I'm sorry, but I'm a blind user and my code is only formatted so that
there are no spaces at the beginning so that I don't have to go around
it further, error handling will be done when I manage to optimize it
and my code should compile but not on the playground because there
they don't carry all crates

2022-12-07 16:31 GMT+01:00, H2CO3 via The Rust Programming Language
Forum notifications@rust-lang.discoursemail.com:

1 Like

i am edited your code to the point where i was able to understand it
just to be able to compile and also formatted so non blind people
would check this easier

No, I am sorry, I didn't know you were blind. Completely understandable in this case.

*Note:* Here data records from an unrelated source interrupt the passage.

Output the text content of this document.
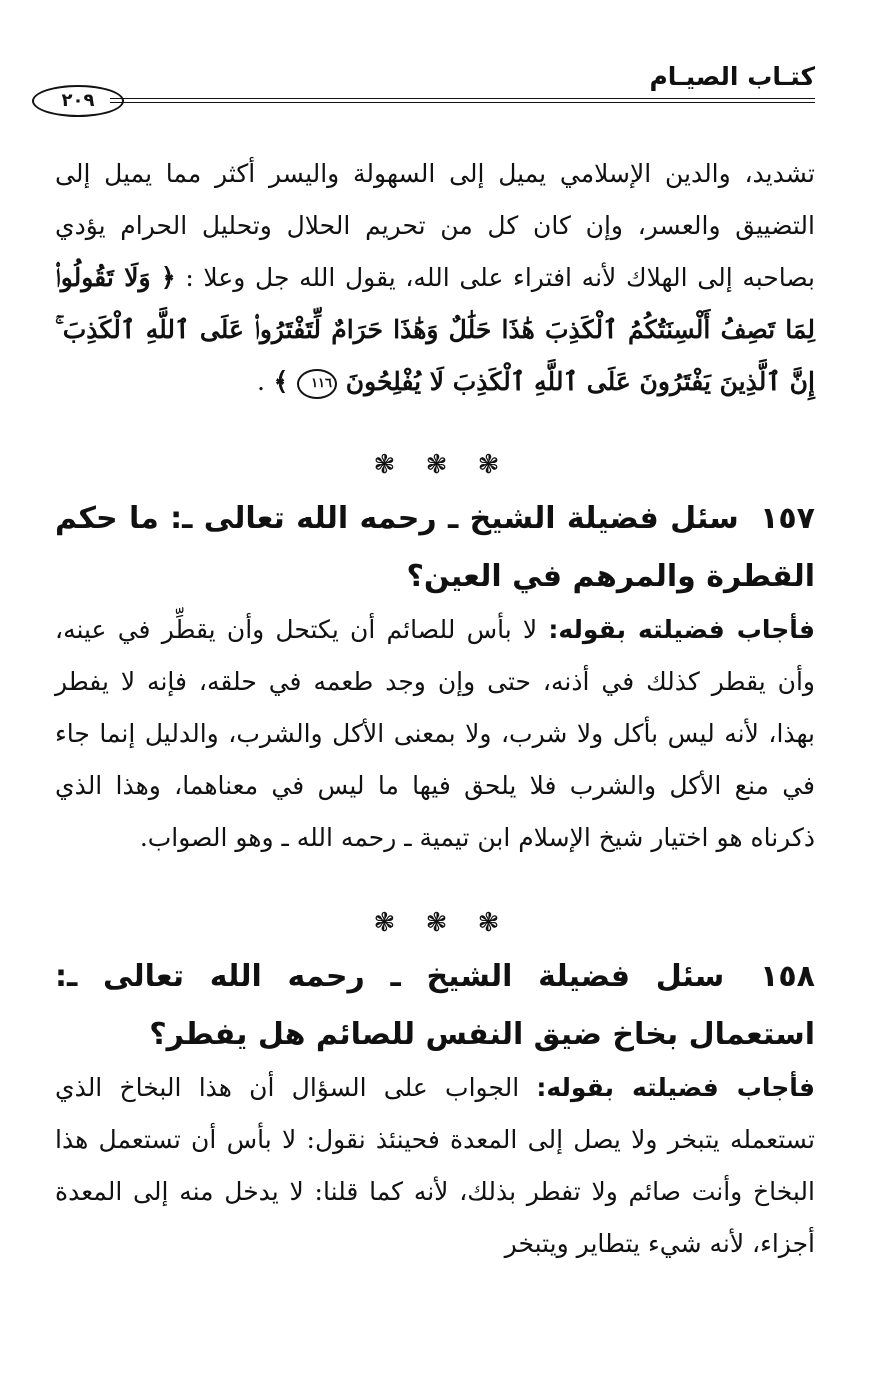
كتـاب الصيـام
٢٠٩

تشديد، والدين الإسلامي يميل إلى السهولة واليسر أكثر مما يميل إلى التضييق والعسر، وإن كان كل من تحريم الحلال وتحليل الحرام يؤدي بصاحبه إلى الهلاك لأنه افتراء على الله، يقول الله جل وعلا : ﴿ وَلَا تَقُولُوا۟ لِمَا تَصِفُ أَلْسِنَتُكُمُ ٱلْكَذِبَ هَٰذَا حَلَٰلٌ وَهَٰذَا حَرَامٌ لِّتَفْتَرُوا۟ عَلَى ٱللَّهِ ٱلْكَذِبَ ۚ إِنَّ ٱلَّذِينَ يَفْتَرُونَ عَلَى ٱللَّهِ ٱلْكَذِبَ لَا يُفْلِحُونَ ١١٦ ﴾ .

❃ ❃ ❃

١٥٧ سئل فضيلة الشيخ ـ رحمه الله تعالى ـ: ما حكم القطرة والمرهم في العين؟

فأجاب فضيلته بقوله: لا بأس للصائم أن يكتحل وأن يقطِّر في عينه، وأن يقطر كذلك في أذنه، حتى وإن وجد طعمه في حلقه، فإنه لا يفطر بهذا، لأنه ليس بأكل ولا شرب، ولا بمعنى الأكل والشرب، والدليل إنما جاء في منع الأكل والشرب فلا يلحق فيها ما ليس في معناهما، وهذا الذي ذكرناه هو اختيار شيخ الإسلام ابن تيمية ـ رحمه الله ـ وهو الصواب.

❃ ❃ ❃

١٥٨ سئل فضيلة الشيخ ـ رحمه الله تعالى ـ: استعمال بخاخ ضيق النفس للصائم هل يفطر؟

فأجاب فضيلته بقوله: الجواب على السؤال أن هذا البخاخ الذي تستعمله يتبخر ولا يصل إلى المعدة فحينئذ نقول: لا بأس أن تستعمل هذا البخاخ وأنت صائم ولا تفطر بذلك، لأنه كما قلنا: لا يدخل منه إلى المعدة أجزاء، لأنه شيء يتطاير ويتبخر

that's fine, because according to the rules I should do it and give
you a formatted k´d, which I also format with these settings:
unstable_features = true
brace_style= "PreferSameLine"
edition = "2021"
imports_granularity = "One"
tab_spaces = 0
trailing_comma = "Never"
but I would like to ask now that the code can be compiled, do you
think it was possible to speed up the processing somehow? because I
also used itertools before, but it seems that it is slower even though
there is no collect

2022-12-07 17:28 GMT+01:00, H2CO3 via The Rust Programming Language
Forum notifications@rust-lang.discoursemail.com:

Are you measuring/running in release (optimized) mode?

yes release build latest rus and 2021 edition

2022-12-07 19:08 GMT+01:00, H2CO3 via The Rust Programming Language
Forum notifications@rust-lang.discoursemail.com:

This topic was automatically closed 90 days after the last reply. We invite you to open a new topic if you have further questions or comments.